We'd be wise to spend more to forestall layoffs at the state and county levels, to put people directly to work in some kind of urban corps or green corps, to add to public construction projects, to extend unemployment benefits, food stamps and other income supports. Instead, both parties and local governments still pay tribute to false idols that should have been discarded in the recent economic collapse.
We've already done the whole small-government, low-taxes, deregulation and lay-everybody-off number. We got top-end tax cuts, declining wages, collapsing sewers and gridlock, a ruinous financial casino and indebtedness through corporate trade policies (offshoring). The result is growing inequality, a sinking middle class, more than a fourth of America's children in poverty, increasingly destructive climate change, and a world financial crisis and recession with a collapse yet possible. Time to wake up, time to go another way.

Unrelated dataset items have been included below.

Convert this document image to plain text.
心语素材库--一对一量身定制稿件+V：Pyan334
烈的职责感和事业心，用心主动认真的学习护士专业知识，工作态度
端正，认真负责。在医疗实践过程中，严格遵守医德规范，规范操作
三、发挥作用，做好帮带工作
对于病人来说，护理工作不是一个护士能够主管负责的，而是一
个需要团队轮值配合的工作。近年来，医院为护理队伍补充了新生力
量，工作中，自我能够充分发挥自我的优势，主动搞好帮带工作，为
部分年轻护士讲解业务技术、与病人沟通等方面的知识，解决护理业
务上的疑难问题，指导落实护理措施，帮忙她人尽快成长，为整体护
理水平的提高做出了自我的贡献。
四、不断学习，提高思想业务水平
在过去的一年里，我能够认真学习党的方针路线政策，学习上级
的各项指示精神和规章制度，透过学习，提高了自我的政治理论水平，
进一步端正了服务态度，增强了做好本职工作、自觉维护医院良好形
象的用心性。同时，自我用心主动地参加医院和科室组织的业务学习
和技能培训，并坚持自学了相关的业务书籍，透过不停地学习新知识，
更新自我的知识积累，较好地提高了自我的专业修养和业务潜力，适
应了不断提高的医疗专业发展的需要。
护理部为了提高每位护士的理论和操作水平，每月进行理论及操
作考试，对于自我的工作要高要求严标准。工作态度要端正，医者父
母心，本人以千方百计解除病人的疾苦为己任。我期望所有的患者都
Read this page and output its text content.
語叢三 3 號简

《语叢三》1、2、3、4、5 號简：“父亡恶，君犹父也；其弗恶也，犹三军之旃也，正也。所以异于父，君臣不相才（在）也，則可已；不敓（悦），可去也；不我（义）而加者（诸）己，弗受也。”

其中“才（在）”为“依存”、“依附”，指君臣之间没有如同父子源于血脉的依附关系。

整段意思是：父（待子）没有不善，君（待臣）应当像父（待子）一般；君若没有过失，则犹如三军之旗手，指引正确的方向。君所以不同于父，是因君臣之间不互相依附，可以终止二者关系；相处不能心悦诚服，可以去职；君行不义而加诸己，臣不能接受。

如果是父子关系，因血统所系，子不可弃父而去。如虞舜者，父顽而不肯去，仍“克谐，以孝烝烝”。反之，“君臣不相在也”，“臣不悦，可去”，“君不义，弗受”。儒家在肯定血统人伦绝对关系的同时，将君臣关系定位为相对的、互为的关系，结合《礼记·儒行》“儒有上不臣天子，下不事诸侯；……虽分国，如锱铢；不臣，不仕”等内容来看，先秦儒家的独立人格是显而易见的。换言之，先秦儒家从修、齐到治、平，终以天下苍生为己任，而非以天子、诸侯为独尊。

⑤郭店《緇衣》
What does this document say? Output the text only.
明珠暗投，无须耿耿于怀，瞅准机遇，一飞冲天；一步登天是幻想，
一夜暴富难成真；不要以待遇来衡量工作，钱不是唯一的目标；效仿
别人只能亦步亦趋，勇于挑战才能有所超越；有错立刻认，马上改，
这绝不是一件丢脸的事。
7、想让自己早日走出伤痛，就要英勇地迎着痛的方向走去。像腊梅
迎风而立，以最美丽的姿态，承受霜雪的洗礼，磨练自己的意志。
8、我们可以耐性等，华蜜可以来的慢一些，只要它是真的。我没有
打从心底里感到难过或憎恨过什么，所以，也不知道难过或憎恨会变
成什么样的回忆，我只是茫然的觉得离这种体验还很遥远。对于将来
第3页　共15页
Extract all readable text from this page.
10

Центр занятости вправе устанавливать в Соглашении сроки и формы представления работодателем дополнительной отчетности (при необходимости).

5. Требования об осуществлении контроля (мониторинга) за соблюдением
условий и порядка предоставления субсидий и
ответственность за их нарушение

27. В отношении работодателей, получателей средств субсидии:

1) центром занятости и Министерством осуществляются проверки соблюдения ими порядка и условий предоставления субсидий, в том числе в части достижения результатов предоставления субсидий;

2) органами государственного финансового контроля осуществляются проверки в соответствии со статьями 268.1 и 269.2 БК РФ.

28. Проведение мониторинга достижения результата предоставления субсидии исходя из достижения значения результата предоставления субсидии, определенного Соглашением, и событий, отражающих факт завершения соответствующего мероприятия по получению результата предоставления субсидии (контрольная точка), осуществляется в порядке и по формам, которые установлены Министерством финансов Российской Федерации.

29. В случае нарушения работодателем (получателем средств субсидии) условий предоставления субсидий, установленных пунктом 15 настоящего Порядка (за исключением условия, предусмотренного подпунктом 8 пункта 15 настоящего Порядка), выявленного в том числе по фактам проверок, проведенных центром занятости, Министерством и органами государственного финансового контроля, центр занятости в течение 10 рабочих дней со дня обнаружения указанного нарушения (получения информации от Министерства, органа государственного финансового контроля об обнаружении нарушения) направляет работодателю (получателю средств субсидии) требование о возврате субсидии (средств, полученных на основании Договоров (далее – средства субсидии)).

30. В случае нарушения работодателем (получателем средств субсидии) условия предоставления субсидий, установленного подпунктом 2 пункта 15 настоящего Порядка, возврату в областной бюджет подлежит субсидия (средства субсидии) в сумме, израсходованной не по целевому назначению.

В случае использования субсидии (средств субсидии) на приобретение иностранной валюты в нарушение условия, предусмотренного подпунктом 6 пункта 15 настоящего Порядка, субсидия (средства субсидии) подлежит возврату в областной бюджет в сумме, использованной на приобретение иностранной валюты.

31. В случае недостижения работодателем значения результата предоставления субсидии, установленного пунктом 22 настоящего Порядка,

History holds lessons. Fiscal austerity risks creating a "vicious" circle in which austerity slows growth, necessitating further austerity. In 1937, in the midst of the Great Depression, the Roosevelt administration succumbed to political pressure to reduce the government deficit, causing a second recession. There is understanding of the need for budget deficits to provide short-term fiscal stimulus to combat recessions. There is far less appreciation of the need for budget deficits in the medium term to facilitate the process of private sector de-leveraging and to spur growth.
The problem with Obama's stimulus is that it is too small to help us here, not too big.
Some references:
Palley, Thomas., "The Fiscal Austerity Trap." Sept. 15 2009, www.newamerica.net/publications/policy/fiscal_austerity_trap,
Auerbach, A.J., and W.G. Gale, "Activist Fiscal Policy to Stabilize Economic Policy," paper presented at the Federal Reserve of Kansas City conference in Jackson Hole, Wyo., Aug. 20-22, 2009.
Aschauer, D.A., "Is Public Expenditure Productive?" Journal of Monetary Economics, 23 (1989), 177-200.
Rogoff, K., "The New Normal for Growth," Project Syndicate, May 2009.
Tobin. J., "Deficit, Deficit, Who's Got the Deficit?" The New Republic, January 19, 1963.